Sur la demande reconventionnelle en remboursement du trop-perçu au titre de la prévoyance
Par confirmation du jugement, la société Dentsply sirona demande la somme de 17 244,65 € en remboursement du trop-perçu au titre de la prévoyance et soutient que suite à l'alerte de Mme [N] concernant des erreurs qu'elle aurait constatées sur ses bulletins de paie de l'année 2016 et début 2017, l'entreprise s'est rendu compte qu'elle avait payé par erreur à Mme [N] des commissions et primes et maintenu son salaire alors qu'elle ne disposait plus du bénéfice des dispositions conventionnelles qui lui étaient applicables, que Mme [N] était ainsi redevable d'un trop-perçu à hauteur de 17 244,65 euros dont le détail est précisé dans le courrier 3 mars 2017 adressé à Mme [N] (pièce salarié n°10).
La cour constate que Mme [N] ne fait pas valoir de moyens de défense sur ce point.
A l'examen du courrier de la société Dentsply sirona à Mme [N] du 3 mars 2017 et des moyens débattus, la cour retient que la société Dentsply sirona est bien fondée dans sa demande non utilement contestée.
Le jugement déféré est donc confirmé en ce qu'il a condamné Mme [N] à payer à la société Dentsply sirona la somme de 17 244,65 € en remboursement du trop-perçu au titre de la prévoyance.
Sur les autres demandes
La cour condamne la société Dentsply sirona qui succombe à titre prépondérant aux dépens de la procédure de première instance et de la procédure d'appel en application de l'article 696 du Code de procédure civile.
Le jugement déféré est infirmé en ce qui concerne l'application de l'article 700 du Code de procédure civile.

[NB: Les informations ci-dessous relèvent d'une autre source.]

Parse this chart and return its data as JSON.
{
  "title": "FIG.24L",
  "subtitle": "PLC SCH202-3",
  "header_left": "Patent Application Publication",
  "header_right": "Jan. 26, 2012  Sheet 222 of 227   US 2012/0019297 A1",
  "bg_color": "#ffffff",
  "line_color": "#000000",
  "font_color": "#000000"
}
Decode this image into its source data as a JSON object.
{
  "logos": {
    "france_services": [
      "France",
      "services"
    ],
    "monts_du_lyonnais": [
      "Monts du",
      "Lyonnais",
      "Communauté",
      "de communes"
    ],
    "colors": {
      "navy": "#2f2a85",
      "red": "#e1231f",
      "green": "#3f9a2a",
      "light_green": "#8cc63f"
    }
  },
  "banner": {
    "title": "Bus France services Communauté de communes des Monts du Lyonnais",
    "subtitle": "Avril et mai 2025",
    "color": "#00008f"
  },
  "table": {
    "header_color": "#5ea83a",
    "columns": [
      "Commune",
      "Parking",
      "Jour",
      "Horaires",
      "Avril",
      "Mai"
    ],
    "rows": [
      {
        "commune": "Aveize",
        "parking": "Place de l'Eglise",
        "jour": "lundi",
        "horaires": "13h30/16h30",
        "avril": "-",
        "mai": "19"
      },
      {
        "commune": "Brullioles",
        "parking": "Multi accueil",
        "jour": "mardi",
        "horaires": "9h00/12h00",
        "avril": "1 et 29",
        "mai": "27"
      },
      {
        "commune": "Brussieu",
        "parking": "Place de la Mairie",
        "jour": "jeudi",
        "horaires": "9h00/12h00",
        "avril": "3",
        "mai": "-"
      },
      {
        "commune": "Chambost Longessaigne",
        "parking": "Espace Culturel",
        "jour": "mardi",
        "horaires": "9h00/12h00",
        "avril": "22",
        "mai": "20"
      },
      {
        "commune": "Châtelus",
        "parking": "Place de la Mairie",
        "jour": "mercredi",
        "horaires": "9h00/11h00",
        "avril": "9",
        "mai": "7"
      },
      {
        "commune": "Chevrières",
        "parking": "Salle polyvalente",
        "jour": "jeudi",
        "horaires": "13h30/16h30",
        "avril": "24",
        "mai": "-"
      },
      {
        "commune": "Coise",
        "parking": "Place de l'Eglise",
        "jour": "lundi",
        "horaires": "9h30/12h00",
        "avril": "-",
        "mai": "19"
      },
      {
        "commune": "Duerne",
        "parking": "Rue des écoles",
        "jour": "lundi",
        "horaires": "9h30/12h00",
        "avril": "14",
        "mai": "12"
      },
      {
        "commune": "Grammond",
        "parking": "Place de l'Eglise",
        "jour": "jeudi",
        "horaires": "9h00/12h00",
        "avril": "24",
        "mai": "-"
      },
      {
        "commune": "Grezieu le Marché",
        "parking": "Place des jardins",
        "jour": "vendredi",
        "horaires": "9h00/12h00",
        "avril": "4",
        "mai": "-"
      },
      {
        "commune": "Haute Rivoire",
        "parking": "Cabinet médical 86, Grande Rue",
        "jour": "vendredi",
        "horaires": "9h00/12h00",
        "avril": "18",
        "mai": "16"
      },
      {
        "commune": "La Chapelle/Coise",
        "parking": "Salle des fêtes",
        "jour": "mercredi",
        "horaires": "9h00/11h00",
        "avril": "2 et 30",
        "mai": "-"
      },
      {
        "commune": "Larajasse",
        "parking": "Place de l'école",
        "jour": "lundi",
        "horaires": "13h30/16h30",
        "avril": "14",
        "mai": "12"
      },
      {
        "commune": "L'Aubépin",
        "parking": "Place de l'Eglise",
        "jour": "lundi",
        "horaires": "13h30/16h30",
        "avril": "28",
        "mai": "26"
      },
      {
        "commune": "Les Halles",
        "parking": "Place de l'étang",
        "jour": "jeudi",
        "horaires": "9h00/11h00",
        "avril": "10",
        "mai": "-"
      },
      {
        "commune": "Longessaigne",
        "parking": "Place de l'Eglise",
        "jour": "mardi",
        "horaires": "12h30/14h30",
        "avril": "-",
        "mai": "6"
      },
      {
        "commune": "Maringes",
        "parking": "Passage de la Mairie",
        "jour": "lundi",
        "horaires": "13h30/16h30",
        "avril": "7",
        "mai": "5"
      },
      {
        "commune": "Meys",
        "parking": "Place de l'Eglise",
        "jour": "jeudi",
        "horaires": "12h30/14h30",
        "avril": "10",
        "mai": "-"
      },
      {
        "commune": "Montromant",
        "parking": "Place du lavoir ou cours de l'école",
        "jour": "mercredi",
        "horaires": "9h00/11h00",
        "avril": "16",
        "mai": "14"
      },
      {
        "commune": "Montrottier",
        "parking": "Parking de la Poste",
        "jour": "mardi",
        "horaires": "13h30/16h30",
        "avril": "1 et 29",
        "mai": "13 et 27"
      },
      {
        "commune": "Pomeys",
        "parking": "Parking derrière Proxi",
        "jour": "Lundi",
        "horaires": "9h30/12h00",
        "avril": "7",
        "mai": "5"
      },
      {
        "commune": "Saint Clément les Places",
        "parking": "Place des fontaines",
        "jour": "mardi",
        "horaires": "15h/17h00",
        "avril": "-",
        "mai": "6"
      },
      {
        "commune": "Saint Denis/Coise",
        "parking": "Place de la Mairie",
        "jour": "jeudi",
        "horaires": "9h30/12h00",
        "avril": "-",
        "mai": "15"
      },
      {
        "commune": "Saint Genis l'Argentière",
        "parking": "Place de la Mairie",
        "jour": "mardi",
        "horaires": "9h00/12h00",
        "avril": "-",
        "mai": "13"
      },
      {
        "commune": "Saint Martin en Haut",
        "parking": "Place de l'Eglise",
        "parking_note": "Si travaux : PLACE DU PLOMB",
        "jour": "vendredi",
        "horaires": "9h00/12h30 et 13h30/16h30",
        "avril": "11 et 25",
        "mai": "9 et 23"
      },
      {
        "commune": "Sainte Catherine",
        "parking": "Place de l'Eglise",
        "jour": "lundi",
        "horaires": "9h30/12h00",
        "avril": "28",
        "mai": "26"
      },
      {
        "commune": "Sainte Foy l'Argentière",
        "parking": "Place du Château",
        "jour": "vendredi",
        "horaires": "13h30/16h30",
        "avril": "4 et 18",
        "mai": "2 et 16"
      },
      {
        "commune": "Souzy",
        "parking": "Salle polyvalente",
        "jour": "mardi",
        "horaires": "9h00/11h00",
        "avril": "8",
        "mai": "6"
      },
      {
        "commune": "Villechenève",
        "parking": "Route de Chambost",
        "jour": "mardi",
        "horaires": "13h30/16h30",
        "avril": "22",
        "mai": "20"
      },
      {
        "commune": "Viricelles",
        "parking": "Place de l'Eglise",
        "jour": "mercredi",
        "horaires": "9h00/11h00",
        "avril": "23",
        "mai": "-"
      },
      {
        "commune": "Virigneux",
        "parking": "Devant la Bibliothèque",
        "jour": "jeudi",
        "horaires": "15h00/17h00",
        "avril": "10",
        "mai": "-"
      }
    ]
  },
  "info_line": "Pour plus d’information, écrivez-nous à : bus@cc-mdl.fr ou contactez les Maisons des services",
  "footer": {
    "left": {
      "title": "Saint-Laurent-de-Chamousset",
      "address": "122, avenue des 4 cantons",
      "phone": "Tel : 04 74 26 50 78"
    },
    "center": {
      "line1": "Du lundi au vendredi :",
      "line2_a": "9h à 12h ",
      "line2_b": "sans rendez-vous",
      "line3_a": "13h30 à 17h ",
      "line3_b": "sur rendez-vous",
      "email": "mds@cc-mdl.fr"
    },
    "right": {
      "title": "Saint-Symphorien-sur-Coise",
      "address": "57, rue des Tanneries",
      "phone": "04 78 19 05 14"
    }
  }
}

Il apparaît équitable, compte tenu des éléments soumis aux débats, de condamner la société Dentsply sirona à payer à Mme [N] la somme de 3 000 euros en application de l'article 700 du code de procédure civile.
PAR CES MOTIFS
La cour,
Confirme le jugement mais seulement en ce qu'il a :
- débouté Mme [N] de sa demande de dommages et intérêts pour violation du statut protecteur ;
- débouté Mme [N] de sa demande de dommages et intérêts pour perte de chance de percevoir des commissions ;
- débouté Mme [N] de sa demande de dommages et intérêts pour le préjudice subi au titre de la prévoyance et des heures de délégation non payées ;
- débouté Mme [N] de sa demande de dommages et intérêts pour exécution déloyale du contrat de travail ;
- condamné Mme [N] à payer à la société Dentsply sirona la somme de 17 244,65 € en remboursement du trop-perçu au titre de la prévoyance ;
Infirme le jugement déféré pour le surplus ;
Et statuant à nouveau sur les chefs infirmés :
Déclare que les demandes de Mme [N] relatives au harcèlement moral sont prescrites et donc irrecevables ;
Condamne la société Dentsply sirona à payer à Mme [N] la somme de 5 000 euros à titre de dommages et intérêts pour discrimination ;
Ordonne la résiliation du contrat de travail de Mme [N] aux torts de la société Dentsply sirona ;
Dit que la résiliation judiciaire du contrat de travail de Mme [N] produit les effets d'un licenciement nul et fixe la date de rupture au 22 juillet 2019 ;
Condamne la société Dentsply sirona à payer à Mme [N] la somme de 50 000 euros à titre de dommages et intérêts pour licenciement nul ;
Y ajoutant,
Ordonne le remboursement par la société Dentsply sirona aux organismes intéressés de tout ou partie des indemnités de chômage versées à Mme [N], du jour de son licenciement au jour du jugement prononcé, dans la limite de six mois d'indemnités de chômage ;
Condamne la société Dentsply sirona aux dépens de la procédure de première instance et de la procédure d'appel en application de l'article 696 du code de procédure civile ;
Condamne la société Dentsply sirona à payer à Mme [N] la somme de 3 000 euros en application de l'article 700 du code de procédure civile.